Este trabalho é uma tentativa de caracterização desse grupo intermediário, a partir da análise das respostas a uma pesquisa de campo. Os dados foram coletados durante os anos de 1984 e 1985 junto a uma multinacional do setor automobilístico. Foram entrevistados uma amostra de 112 (de uma população de 432) gerentes intermediários e todos (122) os ocupantes de postos de alta gerência. Entre os mensalistas foram entrevistados 175 (de uma população de 1714).Duas outras categorias, supervisores e horistas, também foram incluídas na pesquisa de campo, mas serão utilizadas somente para comparações, quando necessárias, pois, neste trabalho, optamos por concentrar a análise nos grupos intermediários (alta gerência, gerência média e mensalistas). Os questionários foram desenhados para cada um dos grupos e a bateria de aproximadamente 140 questões abrangia itens tais como:

a) perfil dos respondentes;

b) trabalho e tarefa;

c) imagem do superior;

d) imagem da companhia;

e) comissão de fábrica e sindicato;

f) economia e política.

O PERFIL DOS ENTREVISTADOS

Os nossos entrevistados ocupam posições de mensalistas, gerentes médios (MR= management roll) e alta gerência (SCR + PSR = salary compensation roll + private salary roll).Como seria de se esperar, a concentração etária oscila entre 32 e 52 anos, sendo que, quanto mais alta é a posição na hierarquia, a tendência é para faixas etárias mais altas, conforme se vê na tabela 1. A maioria do corpo administrativo e gerencial é brasileira de origem; porém, o percentual de estrangeiros cresce - praticamente duplica - ao passarmos do nível de mensalistas para o de média gerência, e deste, para o de alta gerência, conforme se vê na tabela 2.

Um dado bastante significativo é o grau de educação formal. Enquanto a proporção de mensalistas que terminaram o curso universitário é de aproximadamente 49%, essa mesma proporção se eleva a 73% na média gerência e para 81% na alta gerência, conforme se vê na tabela 3. As fortes diferenças nos percentuais relativos dos graus de escolaridade ampliam a distância cultural e social no interior da organização. No geral, ao se acentuarem as diferenças sociais e culturais, as discrepâncias educacionais fortalecem o sentimento de superioridade dos altos escalões. Outro aspecto bastante relevante refere-se ao período em que os entrevistados cursaram a faculdade. Como pode ser visto na tabela 4, os mensalistas majoritariamente freqüentaram cursos noturnos, enquanto que os gerentes, principalmente os ocupantes das posições mais elevadas, cursaram faculdades em período diurno. Da mesma forma, a proporção de graduados em universidades cresce na faixa etária de 21 a 25 anos - 40,5% para mensalistas, 51,2% para média gerência e 60,6% para alta gerência - e decresce nas faixas etárias superiores. Com base nessas duas últimas constatações, podemos afirmar que a alta gerência tende a dedicar-se exclusivamente aos estudos na universidade, sem trabalhar, e gradua-se com menos idade. Tendo em vista as disposições encontradas no sistema educacional onde, geralmente, as melhores escolas funcionam durante o dia, encontramos na idade e no período cursado mais dois elementos de reforço da distância social entre os diversos escalões. Cabe ressaltar que essa distância cresce de modo exponencial quando comparamos a educação formal de gerentes e funcionários administrativos com a dos horistas e supervisores.

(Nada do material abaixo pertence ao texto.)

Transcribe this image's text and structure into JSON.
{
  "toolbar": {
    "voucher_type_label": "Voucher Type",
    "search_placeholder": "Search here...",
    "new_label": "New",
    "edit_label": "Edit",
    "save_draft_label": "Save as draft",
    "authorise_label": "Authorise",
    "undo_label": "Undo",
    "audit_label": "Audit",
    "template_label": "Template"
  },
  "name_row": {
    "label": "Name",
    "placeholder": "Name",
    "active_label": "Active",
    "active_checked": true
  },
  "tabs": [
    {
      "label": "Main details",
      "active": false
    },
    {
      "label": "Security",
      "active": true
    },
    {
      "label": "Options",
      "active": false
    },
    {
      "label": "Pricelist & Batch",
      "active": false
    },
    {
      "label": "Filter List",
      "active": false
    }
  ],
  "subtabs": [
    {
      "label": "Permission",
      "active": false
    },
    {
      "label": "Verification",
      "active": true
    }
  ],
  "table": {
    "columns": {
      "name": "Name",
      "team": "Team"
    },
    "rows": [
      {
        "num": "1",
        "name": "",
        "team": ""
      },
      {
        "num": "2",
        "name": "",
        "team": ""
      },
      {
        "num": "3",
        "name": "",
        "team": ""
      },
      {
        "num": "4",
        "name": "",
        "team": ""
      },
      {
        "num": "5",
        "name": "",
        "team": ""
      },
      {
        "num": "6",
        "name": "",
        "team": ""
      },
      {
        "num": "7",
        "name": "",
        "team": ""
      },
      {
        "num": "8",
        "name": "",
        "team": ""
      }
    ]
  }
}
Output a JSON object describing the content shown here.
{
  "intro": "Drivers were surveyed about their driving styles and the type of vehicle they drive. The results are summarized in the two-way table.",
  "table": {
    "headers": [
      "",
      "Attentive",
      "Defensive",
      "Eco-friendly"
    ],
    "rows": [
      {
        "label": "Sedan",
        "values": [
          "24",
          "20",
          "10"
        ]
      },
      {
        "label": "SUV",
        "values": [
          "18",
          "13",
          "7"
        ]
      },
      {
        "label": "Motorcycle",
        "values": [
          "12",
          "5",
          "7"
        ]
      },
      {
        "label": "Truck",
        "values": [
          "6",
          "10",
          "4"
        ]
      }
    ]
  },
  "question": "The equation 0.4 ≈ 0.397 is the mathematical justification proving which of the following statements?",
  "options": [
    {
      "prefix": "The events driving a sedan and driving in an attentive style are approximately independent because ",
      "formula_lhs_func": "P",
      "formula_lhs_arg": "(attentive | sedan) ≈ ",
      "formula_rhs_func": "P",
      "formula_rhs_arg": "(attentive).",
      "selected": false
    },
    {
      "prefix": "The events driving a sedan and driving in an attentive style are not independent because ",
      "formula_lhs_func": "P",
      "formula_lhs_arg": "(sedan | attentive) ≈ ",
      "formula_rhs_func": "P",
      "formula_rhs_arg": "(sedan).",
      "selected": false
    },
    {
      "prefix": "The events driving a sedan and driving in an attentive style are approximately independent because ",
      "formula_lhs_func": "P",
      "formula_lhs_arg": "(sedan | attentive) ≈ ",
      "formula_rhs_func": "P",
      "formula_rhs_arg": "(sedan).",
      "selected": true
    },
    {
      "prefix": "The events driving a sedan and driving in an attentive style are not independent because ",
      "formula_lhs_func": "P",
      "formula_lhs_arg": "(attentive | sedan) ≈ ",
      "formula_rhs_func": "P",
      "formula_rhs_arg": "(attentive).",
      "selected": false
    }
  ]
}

Para os mensalistas, a importância do curso superior no desempenho de suas funções é menor que para os gerentes. Assim, cabe aos escalões mais altos salientar o peso da educação como pré-requisito para a ascensão na organização, como mostra a tabela 5. A educação, enquanto pressuposto para a mobilidade organizacional, é bem aceita pelos escalões mais baixos. Os mensalistas (52,6%) estão fazendo algum curso e somente 15,1% dos integrantes da alta gerência freqüentam algum curso (língua estrangeira, pós-graduação etc).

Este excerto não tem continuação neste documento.